12 juillet 1943. Tous les hommes autour de moi sont endormis Mon aimée, tôt hier matin, nous sommes partis avec tout le paquetage, nous avons marché jusqu’à 18h. Ensuite on a creusé nos trous individuels et des tranchées, puis nous avons dîné. Nous défendons une grande colline ; je ne pourrai pas t’écrire pendant un moment, je le ferai à la première occasion. Je pensai à Junior, il aura un bel avenir, il pourrait devenir Président des Etats-Unis, qu’en penses-tu ? Je viens de terminer mon dîner : jambon, carottes et pommes de terre, pain et beurre, de l’eau pour la boisson. Avec mon réchaud, je me suis fais chauffer une tasse de café en poudre. Tous les hommes autour de moi sont endormis. Il n’y a que la sentinelle et moi qui sommes encore éveillés, je m’assoupis en pensant à toi. J’ai dormis un peu, un vent froid s’est mis à souffler, «l’ennemi» est proche, on les entend tirer à environ 5 kilomètres. Ils vont bientôt nous tomber dessus, je dois partir.

13 juillet 1943. Ce matin, pas de petit déjeuner «L’ennemi» nous a attaqué la nuit dernière et a capturé notre cuisine. J’ai faim et je n’ai plus rien à manger dans mon sac. Je n’ai pas pu me raser et ma barbe a poussé ; je serai content de me rendre plus présentable, prendre un bain et porter des vêtements propres. Un avion nous a survolé et a largué un sac de farine… c’était une bombe factice. Ce matin, pas de petit déjeuner, «l’ennemi» est proche et le commandant de compagnie nous a dit d’être prêt à décamper.
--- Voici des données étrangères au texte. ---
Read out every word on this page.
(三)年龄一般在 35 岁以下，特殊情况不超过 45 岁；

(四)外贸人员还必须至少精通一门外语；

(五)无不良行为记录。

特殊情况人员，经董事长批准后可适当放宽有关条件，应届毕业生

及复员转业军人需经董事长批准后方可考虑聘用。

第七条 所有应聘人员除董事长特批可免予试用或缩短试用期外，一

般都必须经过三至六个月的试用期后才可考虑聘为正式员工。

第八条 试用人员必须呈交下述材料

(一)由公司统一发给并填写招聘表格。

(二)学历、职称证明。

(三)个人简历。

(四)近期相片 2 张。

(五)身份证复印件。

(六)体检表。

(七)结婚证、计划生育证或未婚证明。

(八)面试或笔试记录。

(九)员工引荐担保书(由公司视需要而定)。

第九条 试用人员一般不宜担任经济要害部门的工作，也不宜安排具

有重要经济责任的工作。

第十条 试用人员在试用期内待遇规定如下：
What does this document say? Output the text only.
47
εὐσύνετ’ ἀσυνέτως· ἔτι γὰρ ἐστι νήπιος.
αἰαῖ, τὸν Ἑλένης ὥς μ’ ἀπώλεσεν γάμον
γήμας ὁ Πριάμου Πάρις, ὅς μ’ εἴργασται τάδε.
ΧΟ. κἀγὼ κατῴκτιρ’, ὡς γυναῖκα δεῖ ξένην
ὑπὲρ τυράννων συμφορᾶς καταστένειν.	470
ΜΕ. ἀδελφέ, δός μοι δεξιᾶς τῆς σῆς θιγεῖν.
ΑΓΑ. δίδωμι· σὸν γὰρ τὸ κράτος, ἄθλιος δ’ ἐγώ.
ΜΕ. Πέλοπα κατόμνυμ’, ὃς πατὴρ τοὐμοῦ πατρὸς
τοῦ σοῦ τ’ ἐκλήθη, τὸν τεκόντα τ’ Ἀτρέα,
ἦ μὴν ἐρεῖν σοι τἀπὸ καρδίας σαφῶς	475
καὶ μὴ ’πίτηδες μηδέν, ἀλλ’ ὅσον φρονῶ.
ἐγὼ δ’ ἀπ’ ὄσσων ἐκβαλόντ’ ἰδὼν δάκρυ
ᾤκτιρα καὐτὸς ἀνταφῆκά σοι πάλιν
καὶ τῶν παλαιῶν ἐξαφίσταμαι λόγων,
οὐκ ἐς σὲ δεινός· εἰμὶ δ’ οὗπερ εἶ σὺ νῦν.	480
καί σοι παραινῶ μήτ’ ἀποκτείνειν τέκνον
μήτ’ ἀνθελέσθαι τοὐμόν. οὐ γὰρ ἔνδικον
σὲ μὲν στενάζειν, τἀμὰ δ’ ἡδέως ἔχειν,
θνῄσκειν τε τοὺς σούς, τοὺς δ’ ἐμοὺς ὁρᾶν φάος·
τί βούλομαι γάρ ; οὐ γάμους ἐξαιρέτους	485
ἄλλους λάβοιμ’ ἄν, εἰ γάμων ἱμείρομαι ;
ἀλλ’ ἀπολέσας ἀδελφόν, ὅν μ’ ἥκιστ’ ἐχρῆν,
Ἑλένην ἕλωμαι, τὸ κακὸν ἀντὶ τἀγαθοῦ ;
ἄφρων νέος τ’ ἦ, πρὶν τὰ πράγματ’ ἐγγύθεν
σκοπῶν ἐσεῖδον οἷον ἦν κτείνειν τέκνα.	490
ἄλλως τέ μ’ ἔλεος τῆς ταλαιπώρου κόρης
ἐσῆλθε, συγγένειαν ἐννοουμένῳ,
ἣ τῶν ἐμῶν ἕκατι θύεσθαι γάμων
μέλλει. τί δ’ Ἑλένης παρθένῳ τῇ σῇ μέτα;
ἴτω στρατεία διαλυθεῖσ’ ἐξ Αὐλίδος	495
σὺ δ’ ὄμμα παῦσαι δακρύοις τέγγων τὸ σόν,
Nichola Bonilla B Company14 juillet 1943. Nous avons attaqué un pont Quand on a levé le camp, hier, l’ennemi était sur nos traces. Ils nous ont pourchassés jusqu’à minuit, pendant tout ce temps nous n’avons rien mangé, ni bu une goutte d’eau. Nous sommes épuisés. Nous avons enfin pu nous étendre et dormir jusqu’à 6h, le petit déjeuner nous attendait. Nous avons attaqué un pont et combattu toute la journée ; nous l’avons pris et laissé sous la garde de quelques hommes. Puis nous avons gravi une haute colline et pris un peu de repos. «L’ennemi» a attaqué un village quelques kilomètres plus loin, nous sommes partis le défendre, nous les avons repoussés… On va se coucher. Nous nous sommes battus dans les environs de plusieurs villes : Hartsville, Bellwood, Lebanon, Carthage, Nashville et McMinniville ; est-ce que ces villes du Tennessee sont près de l’endroit où Maman a grandi ?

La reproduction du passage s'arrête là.